Ron Mills, VP of Finance and Investor Relations
Yes, Gregg, I think it's clear that the gas prices play a crucial role in determining our EBITDAX, which is a key component of that ratio. The gas prices will significantly impact where we land. It's important to note that we assess this over a full four-quarter period within any single quarter. However, we are consistently monitoring our position. We had anticipated reaching that 3, 4 level, and we were fortunate to maintain it. We'll keep a close eye on it in the third quarter just as we did in the second quarter. Regarding the dividend, we are not considering it until we reduce our leverage significantly and look further ahead. Our primary focus is on generating strong free cash flow, which will be used for debt reduction to bring our leverage ratio closer to the levels we experienced in 2022, ideally under 1 times leverage.
Roland Burns, CFO
We were really monitoring the second quarter. And again, we did stay fine in the third quarter. We didn't expect gas to be $1.90 on Monday. So you do look at that price and say, well, okay, so you got to really monitor the third quarter. And then in the fourth quarter, we would expect a little price appreciation and the hedges come in and help. And then we have, I think we've adequately hedged for '25, '26 so far, with 35% of our production hedged at the 350 plus range. And as we said in the opening, our goal is to hedge at least 50% of all of the '25, '26 production. So we are getting out of the 20% plus hedge environment into the 50% environment.
Gregg Brody, Analyst
I appreciate the time, guys, and the education.
Ron Mills, VP of Finance and Investor Relations
Thank you, Gregg.
Operator, Operator
Thank you. I would now like to turn the conference back to Jay Allison for closing remarks. Sir.
Jay Allison, CEO
Thank you for your time. We've run over our scheduled hour, but as a company, we've always had a vision. Regarding the drilling of the horseshoe wells at 15,000 feet, we aim to reinvigorate a significant gas play, which is currently the Western Haynesville. We actively monitor gas supply levels, which have been trending down recently. Over the past several weeks, gas storage levels have dropped from 38% above the five-year average to about 16% above.
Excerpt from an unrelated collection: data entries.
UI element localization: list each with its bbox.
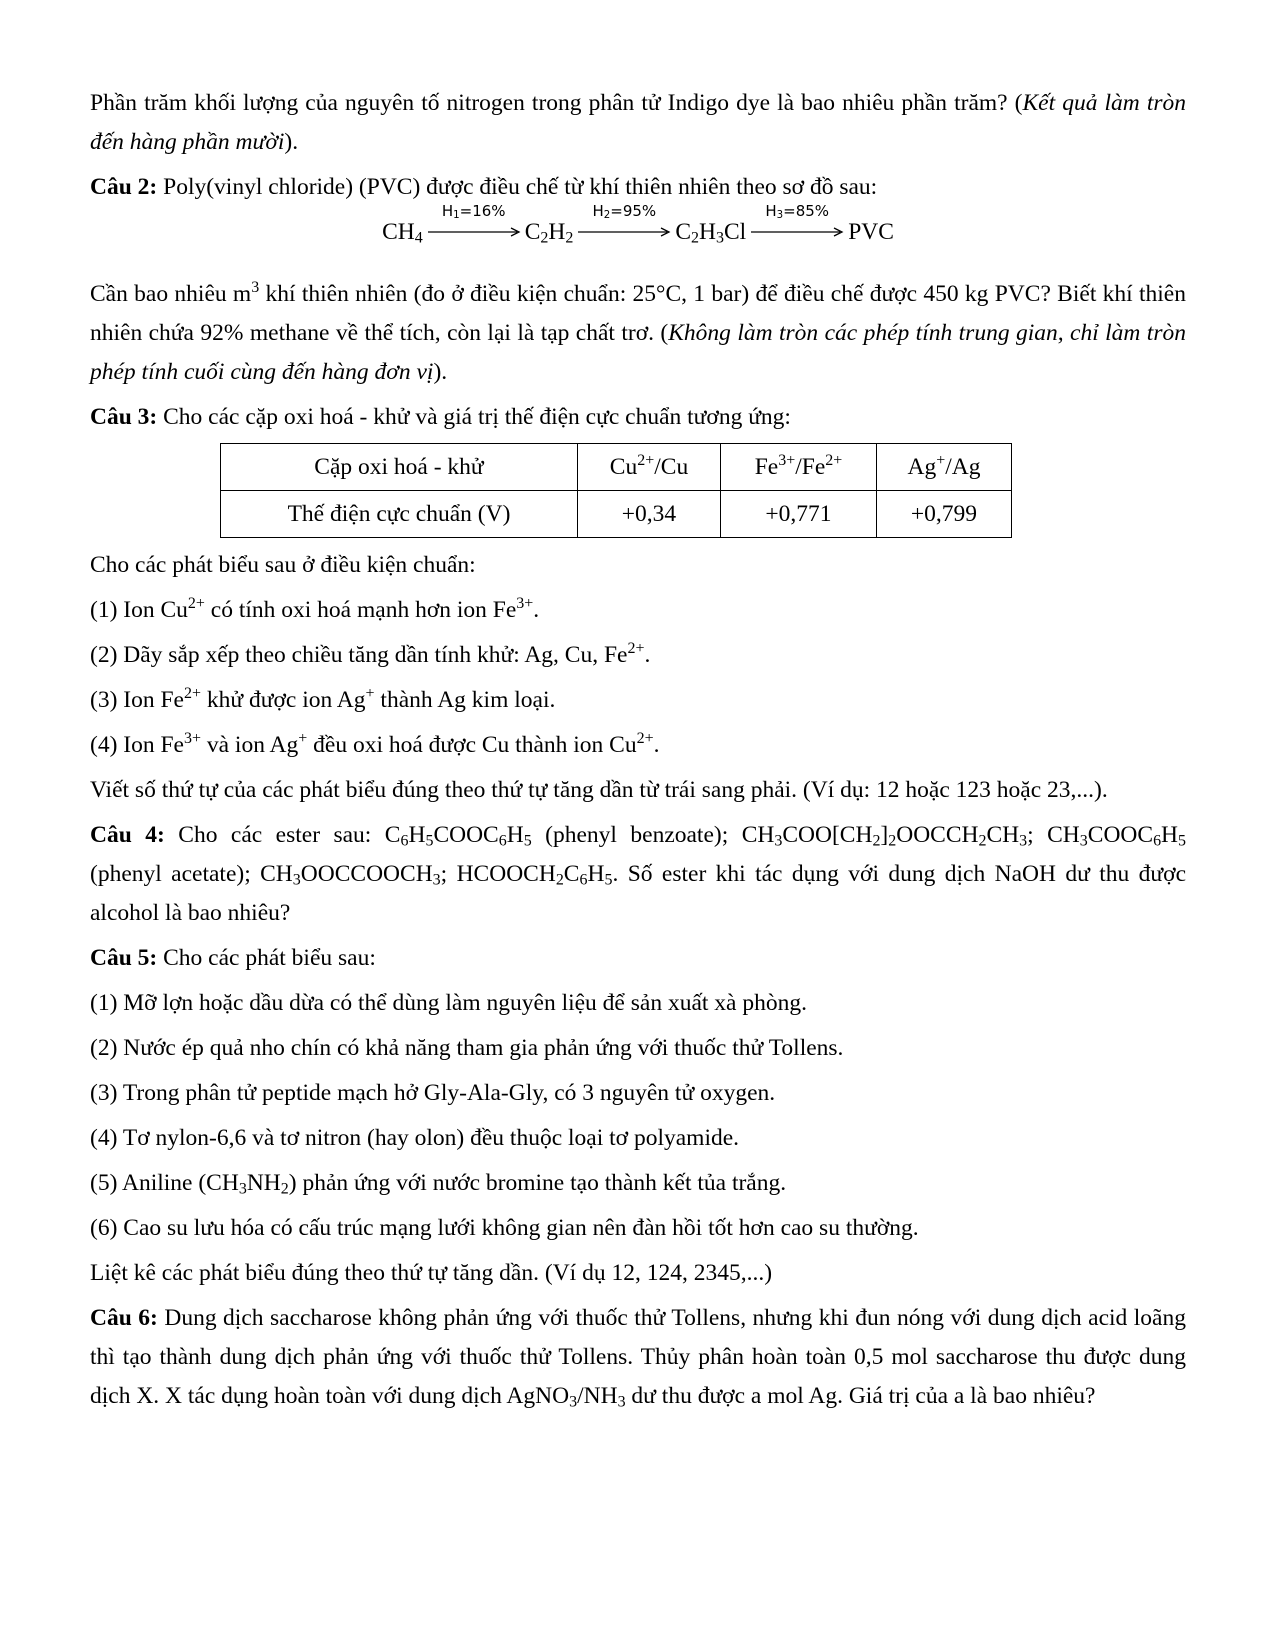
table-cell: Thế điện cực chuẩn (V) bbox=[221, 491, 578, 538]
document-page bbox=[90, 84, 1186, 1422]
question-3-lead: Cho các phát biểu sau ở điều kiện chuẩn: bbox=[90, 552, 476, 578]
statement-6: (6) Cao su lưu hóa có cấu trúc mạng lưới không gian nên đàn hồi tốt hơn cao su thường. bbox=[90, 1215, 919, 1241]
statement-4: (4) Tơ nylon-6,6 và tơ nitron (hay olon) đều thuộc loại tơ polyamide. bbox=[90, 1125, 740, 1151]
arrow-right-icon bbox=[577, 227, 671, 237]
species-vinyl-chloride: $C_2H_3Cl$ bbox=[675, 219, 747, 247]
statement-4: (4) Ion $Fe^{3+}$ và ion Ag+ đều oxi hoá được Cu thành ion $Cu^{2+}$. bbox=[90, 730, 660, 758]
question-5-ask: Liệt kê các phát biểu đúng theo thứ tự tăng dần. (Ví dụ 12, 124, 2345,...) bbox=[90, 1260, 773, 1286]
table-cell: $Cu^{2+}/Cu$ bbox=[578, 444, 721, 491]
intro-paragraph: Phần trăm khối lượng của nguyên tố nitrogen trong phân tử Indigo dye là bao nhiêu phần trăm? (Kết quả làm tròn đến hàng phần mười). bbox=[90, 90, 1186, 155]
statement-1: (1) Mỡ lợn hoặc dầu dừa có thể dùng làm nguyên liệu để sản xuất xà phòng. bbox=[90, 990, 807, 1016]
statement-3: (3) Trong phân tử peptide mạch hở Gly-Ala-Gly, có 3 nguyên tử oxygen. bbox=[90, 1080, 776, 1106]
species-methane: $CH_4$ bbox=[382, 219, 423, 247]
species-pvc: PVC bbox=[848, 219, 894, 245]
species-acetylene: $C_2H_2$ bbox=[524, 219, 574, 247]
intro-note: Kết quả làm tròn đến hàng phần mười bbox=[90, 90, 1186, 155]
question-3-ask: Viết số thứ tự của các phát biểu đúng theo thứ tự tăng dần từ trái sang phải. (Ví dụ: 12 hoặc 123 hoặc 23,...). bbox=[90, 777, 1108, 803]
question-4: Câu 4: Cho các ester sau: $C_6H_5COOC_6H_5$ (phenyl benzoate); $CH_3COO[CH_2]_2OOCCH_2CH_3$; $CH_3COOC_6H_5$ (phenyl acetate); $CH_3OOCCOOCH_3$; $HCOOCH_2C_6H_5$. Số ester khi tác dụng với dung dịch NaOH dư thu được alcohol là bao nhiêu? bbox=[90, 822, 1187, 926]
statement-1: (1) Ion $Cu^{2+}$ có tính oxi hoá mạnh hơn ion $Fe^{3+}$. bbox=[90, 595, 540, 623]
table-header-row bbox=[221, 444, 1012, 491]
statement-3: (3) Ion $Fe^{2+}$ khử được ion Ag+ thành Ag kim loại. bbox=[90, 685, 556, 713]
table-cell: +0,799 bbox=[877, 491, 1012, 538]
question-label: Câu 4: bbox=[90, 822, 165, 848]
arrow-right-icon bbox=[750, 227, 844, 237]
question-3: Câu 3: Cho các cặp oxi hoá - khử và giá trị thế điện cực chuẩn tương ứng: bbox=[90, 404, 791, 430]
question-6: Câu 6: Dung dịch saccharose không phản ứng với thuốc thử Tollens, nhưng khi đun nóng với dung dịch acid loãng thì tạo thành dung dịch phản ứng với thuốc thử Tollens. Thủy phân hoàn toàn 0,5 mol saccharose thu được dung dịch X. X tác dụng hoàn toàn với dung dịch $AgNO_3/NH_3$ dư thu được a mol Ag. Giá trị của a là bao nhiêu? bbox=[90, 1305, 1186, 1411]
yield-h3-label: $H_3=85\%$ bbox=[765, 202, 830, 222]
arrow-h2 bbox=[577, 202, 671, 239]
question-label: Câu 6: bbox=[90, 1305, 158, 1331]
table-cell: Ag+/Ag bbox=[877, 444, 1012, 491]
yield-h2-label: $H_2=95\%$ bbox=[592, 202, 657, 222]
table-cell: $Fe^{3+}/Fe^{2+}$ bbox=[721, 444, 877, 491]
reaction-scheme bbox=[90, 202, 1186, 267]
question-2-note: Không làm tròn các phép tính trung gian, chỉ làm tròn phép tính cuối cùng đến hàng đơn vị bbox=[90, 320, 1186, 385]
question-label: Câu 3: bbox=[90, 404, 158, 430]
table-cell: Cặp oxi hoá - khử bbox=[221, 444, 578, 491]
statement-2: (2) Dãy sắp xếp theo chiều tăng dần tính khử: Ag, Cu, $Fe^{2+}$. bbox=[90, 640, 651, 668]
arrow-h3 bbox=[750, 202, 844, 239]
redox-potential-table bbox=[220, 443, 1012, 538]
question-2-body: Cần bao nhiêu $m^3$ khí thiên nhiên (đo ở điều kiện chuẩn: 25°C, 1 bar) để điều chế được 450 kg PVC? Biết khí thiên nhiên chứa 92% methane về thể tích, còn lại là tạp chất trơ. (Không làm tròn các phép tính trung gian, chỉ làm tròn phép tính cuối cùng đến hàng đơn vị). bbox=[90, 279, 1186, 385]
statement-2: (2) Nước ép quả nho chín có khả năng tham gia phản ứng với thuốc thử Tollens. bbox=[90, 1035, 844, 1061]
arrow-right-icon bbox=[427, 227, 521, 237]
question-label: Câu 2: bbox=[90, 174, 158, 200]
question-2: Câu 2: Poly(vinyl chloride) (PVC) được điều chế từ khí thiên nhiên theo sơ đồ sau: bbox=[90, 174, 878, 200]
question-5: Câu 5: Cho các phát biểu sau: bbox=[90, 945, 376, 971]
arrow-h1 bbox=[427, 202, 521, 239]
table-cell: +0,34 bbox=[578, 491, 721, 538]
yield-h1-label: $H_1=16\%$ bbox=[441, 202, 506, 222]
question-label: Câu 5: bbox=[90, 945, 158, 971]
table-row bbox=[221, 491, 1012, 538]
statement-5: (5) Aniline $(CH_3NH_2)$ phản ứng với nước bromine tạo thành kết tủa trắng. bbox=[90, 1170, 787, 1198]
table-cell: +0,771 bbox=[721, 491, 877, 538]
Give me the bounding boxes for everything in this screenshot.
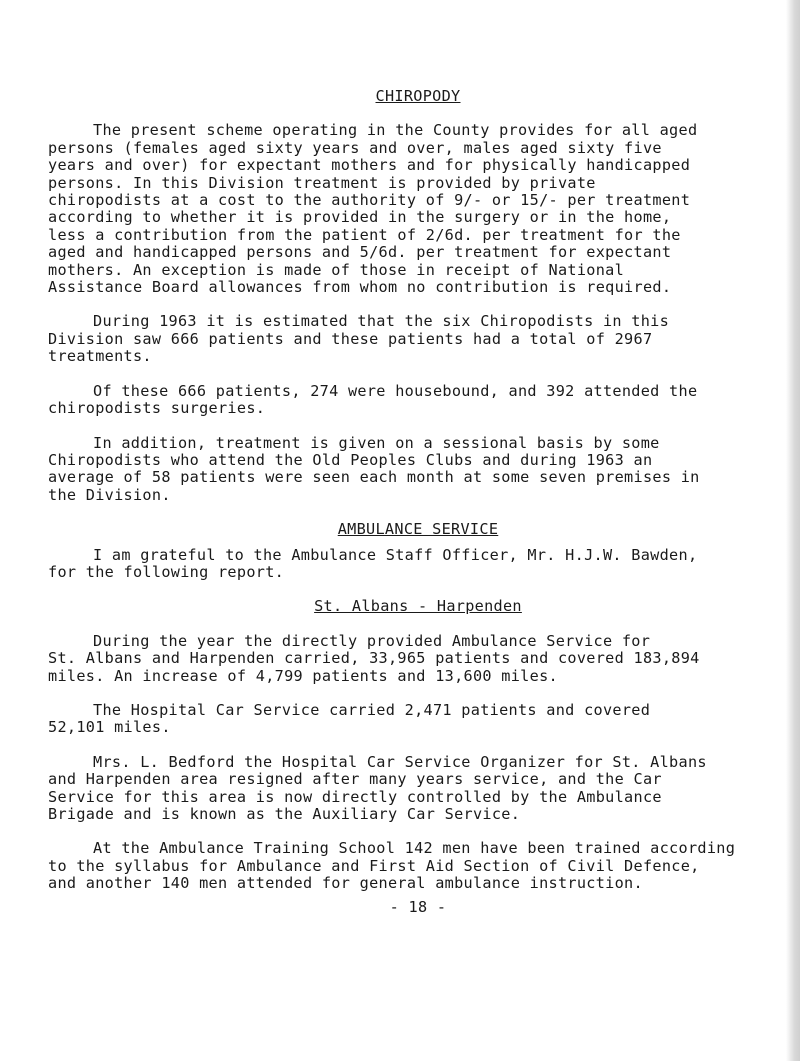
text-line: The present scheme operating in the County provides for all aged — [93, 121, 698, 140]
text-line: The Hospital Car Service carried 2,471 patients and covered — [93, 700, 651, 719]
text-line: years and over) for expectant mothers and for physically handicapped — [48, 156, 691, 175]
document-page — [48, 88, 788, 916]
text-line: persons (females aged sixty years and over, males aged sixty five — [48, 138, 662, 157]
text-line: Chiropodists who attend the Old Peoples Clubs and during 1963 an — [48, 450, 653, 469]
text-line: and another 140 men attended for general ambulance instruction. — [48, 874, 643, 893]
section-heading-chiropody: CHIROPODY — [375, 87, 461, 105]
text-line: Assistance Board allowances from whom no contribution is required. — [48, 278, 672, 297]
st-albans-paragraph-1 — [48, 633, 788, 685]
chiropody-paragraph-1 — [48, 122, 788, 296]
text-line: I am grateful to the Ambulance Staff Officer, Mr. H.J.W. Bawden, — [93, 545, 698, 564]
text-line: In addition, treatment is given on a sessional basis by some — [93, 433, 660, 452]
text-line: Service for this area is now directly controlled by the Ambulance — [48, 787, 662, 806]
st-albans-paragraph-2 — [48, 702, 788, 737]
text-line: During 1963 it is estimated that the six Chiropodists in this — [93, 312, 670, 331]
text-line: average of 58 patients were seen each month at some seven premises in — [48, 468, 700, 487]
chiropody-paragraph-4 — [48, 435, 788, 505]
text-line: the Division. — [48, 485, 171, 504]
text-line: At the Ambulance Training School 142 men have been trained according — [93, 839, 736, 858]
text-line: persons. In this Division treatment is provided by private — [48, 173, 596, 192]
chiropody-paragraph-2 — [48, 313, 788, 365]
text-line: chiropodists at a cost to the authority of 9/- or 15/- per treatment — [48, 191, 691, 210]
text-line: During the year the directly provided Ambulance Service for — [93, 631, 651, 650]
text-line: Of these 666 patients, 274 were housebound, and 392 attended the — [93, 381, 698, 400]
text-line: aged and handicapped persons and 5/6d. per treatment for expectant — [48, 243, 672, 262]
page-edge-shadow — [786, 0, 800, 1061]
page-number: - 18 - — [389, 897, 447, 916]
st-albans-paragraph-3 — [48, 754, 788, 824]
subheading-st-albans-harpenden: St. Albans - Harpenden — [314, 597, 522, 616]
ambulance-paragraph-1 — [48, 547, 788, 582]
text-line: St. Albans and Harpenden carried, 33,965 patients and covered 183,894 — [48, 649, 700, 668]
text-line: chiropodists surgeries. — [48, 399, 266, 418]
section-heading-ambulance-service: AMBULANCE SERVICE — [337, 520, 499, 539]
text-line: mothers. An exception is made of those in receipt of National — [48, 260, 625, 279]
text-line: and Harpenden area resigned after many years service, and the Car — [48, 770, 662, 789]
text-line: Brigade and is known as the Auxiliary Car Service. — [48, 805, 521, 823]
text-line: according to whether it is provided in the surgery or in the home, — [48, 208, 672, 227]
text-line: 52,101 miles. — [48, 718, 171, 737]
text-line: miles. An increase of 4,799 patients and 13,600 miles. — [48, 666, 558, 685]
text-line: Division saw 666 patients and these patients had a total of 2967 — [48, 329, 653, 348]
text-line: for the following report. — [48, 562, 285, 581]
text-line: less a contribution from the patient of 2/6d. per treatment for the — [48, 225, 681, 244]
text-line: treatments. — [48, 347, 152, 366]
text-line: Mrs. L. Bedford the Hospital Car Service Organizer for St. Albans — [93, 752, 707, 771]
text-line: to the syllabus for Ambulance and First Aid Section of Civil Defence, — [48, 856, 700, 875]
st-albans-paragraph-4 — [48, 840, 788, 892]
chiropody-paragraph-3 — [48, 383, 788, 418]
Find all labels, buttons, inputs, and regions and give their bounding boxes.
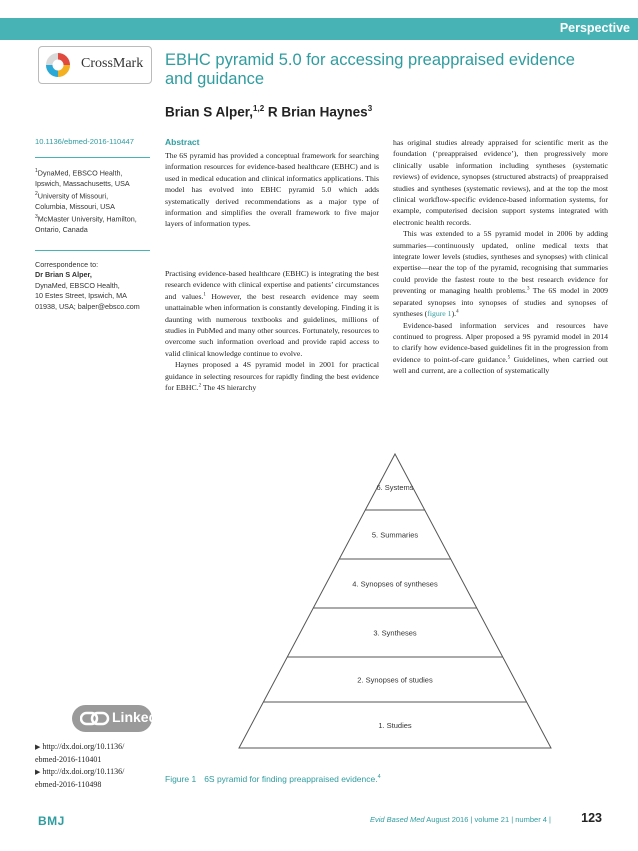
paragraph: Haynes proposed a 4S pyramid model in 2001 for practical guidance in selecting resources for rapidly finding the best evidence for EBHC.$^2$ The 4S hierarchy — [165, 360, 379, 393]
affiliation-item: $^1$DynaMed, EBSCO Health, Ipswich, Massachusetts, USA — [35, 168, 130, 188]
correspondence-line: 01938, USA; balper@ebsco.com — [35, 301, 140, 311]
linked-badge[interactable] — [72, 705, 158, 732]
pyramid-level-label: 1. Studies — [378, 721, 412, 730]
pyramid-level-label: 2. Synopses of studies — [357, 675, 433, 685]
triangle-bullet-icon: ▶ — [35, 743, 41, 751]
figure-link[interactable]: figure 1 — [427, 309, 452, 319]
issue-date: August 2016 — [426, 815, 469, 824]
author-affiliation-ref: 3 — [367, 104, 373, 113]
pyramid-level-label: 4. Synopses of syntheses — [352, 579, 438, 589]
journal-name: Evid Based Med — [369, 815, 425, 824]
correspondence-name: Dr Brian S Alper, — [35, 270, 92, 280]
correspondence-line: 10 Estes Street, Ipswich, MA — [35, 291, 127, 301]
crossmark-badge[interactable] — [38, 46, 152, 84]
affiliation-item: $^3$McMaster University, Hamilton, Ontario, Canada — [35, 214, 137, 235]
section-banner — [0, 18, 638, 40]
affiliations — [35, 166, 157, 236]
bmj-logo: BMJ — [38, 814, 65, 828]
abstract-text: The 6S pyramid has provided a conceptual framework for searching information resources for evidence-based healthcare (EBHC) and is used in medical education and clinical informatics applications. This model has evolved into EBHC pyramid 5.0 which adds systematically derived recommendations as a major type of information and simplifies the overall framework to five major layers of information types. — [165, 151, 379, 229]
paragraph: has original studies already appraised for scientific merit as the foundation (‘preappraised evidence’), then progressively more clinically usable information including syntheses (systematic reviews) of evidence, synopses (structured abstracts) of preappraised studies and syntheses (systematic reviews), and at the top the most clinical workflow-specific evidence-based information systems, for example, computerised decision support systems integrated with electronic health records. — [393, 138, 608, 227]
abstract-heading: Abstract — [165, 137, 200, 147]
triangle-bullet-icon: ▶ — [35, 768, 41, 776]
article-doi[interactable]: 10.1136/ebmed-2016-110447 — [35, 137, 134, 146]
body-column-right — [393, 137, 608, 377]
pyramid-outline — [239, 454, 551, 748]
pyramid-figure — [237, 452, 553, 752]
section-label: Perspective — [559, 21, 630, 35]
figure-caption-label: Figure 1 — [165, 774, 197, 784]
correspondence-heading: Correspondence to: — [35, 260, 99, 269]
issue-number: number 4 — [515, 815, 547, 824]
crossmark-label: CrossMark — [81, 56, 144, 71]
pyramid-level-label: 6. Systems — [376, 483, 414, 492]
author-affiliation-ref: 1,2 — [253, 104, 265, 113]
paragraph: Practising evidence-based healthcare (EBHC) is integrating the best research evidence with clinical expertise and patients’ circumstances and values.$^1$ However, the best research evidence may seem unattainable when information is constantly developing. Finding it is daunting with numerous textbooks and guidelines, millions of studies in PubMed and many other sources. Fortunately, resources to overcome such information overload and provide rapid access to valid clinical knowledge continue to evolve. — [165, 269, 379, 358]
issue-volume: volume 21 — [474, 815, 510, 824]
correspondence — [35, 260, 157, 312]
sidebar-divider — [35, 250, 150, 251]
author-name: R Brian Haynes — [264, 104, 368, 120]
paragraph: This was extended to a 5S pyramid model in 2006 by adding summaries—continuously updated, online medical texts that integrate lower levels (studies, syntheses and synopses) with clinical expertise—near the top of the pyramid, recognising that summaries could provide the fastest route to the best research evidence for preventing or managing health problems.$^3$ The 6S model in 2009 separated synopses into synopses of studies and synopses of syntheses (figure 1).$^4$ — [393, 229, 608, 319]
chain-link-icon — [80, 711, 110, 726]
linked-label: Linked — [112, 709, 158, 725]
body-column-left — [165, 268, 379, 393]
figure-caption — [165, 774, 381, 784]
article-title: EBHC pyramid 5.0 for accessing preappraised evidence and guidance — [165, 51, 575, 88]
pyramid-level-label: 3. Syntheses — [373, 628, 417, 638]
affiliation-item: $^2$University of Missouri, Columbia, Missouri, USA — [35, 191, 115, 211]
sidebar-divider — [35, 157, 150, 158]
author-name: Brian S Alper, — [165, 104, 254, 120]
paragraph: Evidence-based information services and resources have continued to progress. Alper proposed a 9S pyramid model in 2014 to clarify how evidence-based guidelines fit in the progression from evidence to point-of-care guidance.$^5$ Guidelines, when carried out well and current, are a collection of systematically — [393, 320, 608, 376]
page-number: 123 — [581, 811, 602, 825]
correspondence-line: DynaMed, EBSCO Health, — [35, 280, 120, 290]
author-list — [165, 104, 372, 120]
journal-footer: Evid Based Med August 2016 | volume 21 | number 4 | — [369, 815, 551, 824]
crossmark-icon — [44, 51, 74, 79]
figure-caption-text: 6S pyramid for finding preappraised evidence. — [204, 774, 378, 784]
figure-caption-ref: 4 — [377, 774, 381, 781]
related-article-link[interactable]: ▶ http://dx.doi.org/10.1136/ ebmed-2016-110498 — [35, 767, 125, 789]
related-article-link[interactable]: ▶ http://dx.doi.org/10.1136/ ebmed-2016-110401 — [35, 742, 125, 764]
pyramid-level-label: 5. Summaries — [371, 530, 419, 540]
We're entering a critical time in summer, and we notice that LNG is now over 13 fleet per day, and Freeport is operational again. Looking beyond September and October, we anticipate the startup of Corpus Stage 3, suggesting a strong fourth quarter in 2024 for the LNG fleet, which will extend into 2025. We are dedicated to managing our resources effectively while safeguarding our balance sheet. I also want to acknowledge the Jones for their significant investment in the acreage we've been acquiring, which I believe has substantial value. Thank you again for your time. We truly appreciate it.
Operator, Operator
This concludes today's conference call. Thank you for participating. You may now disconnect.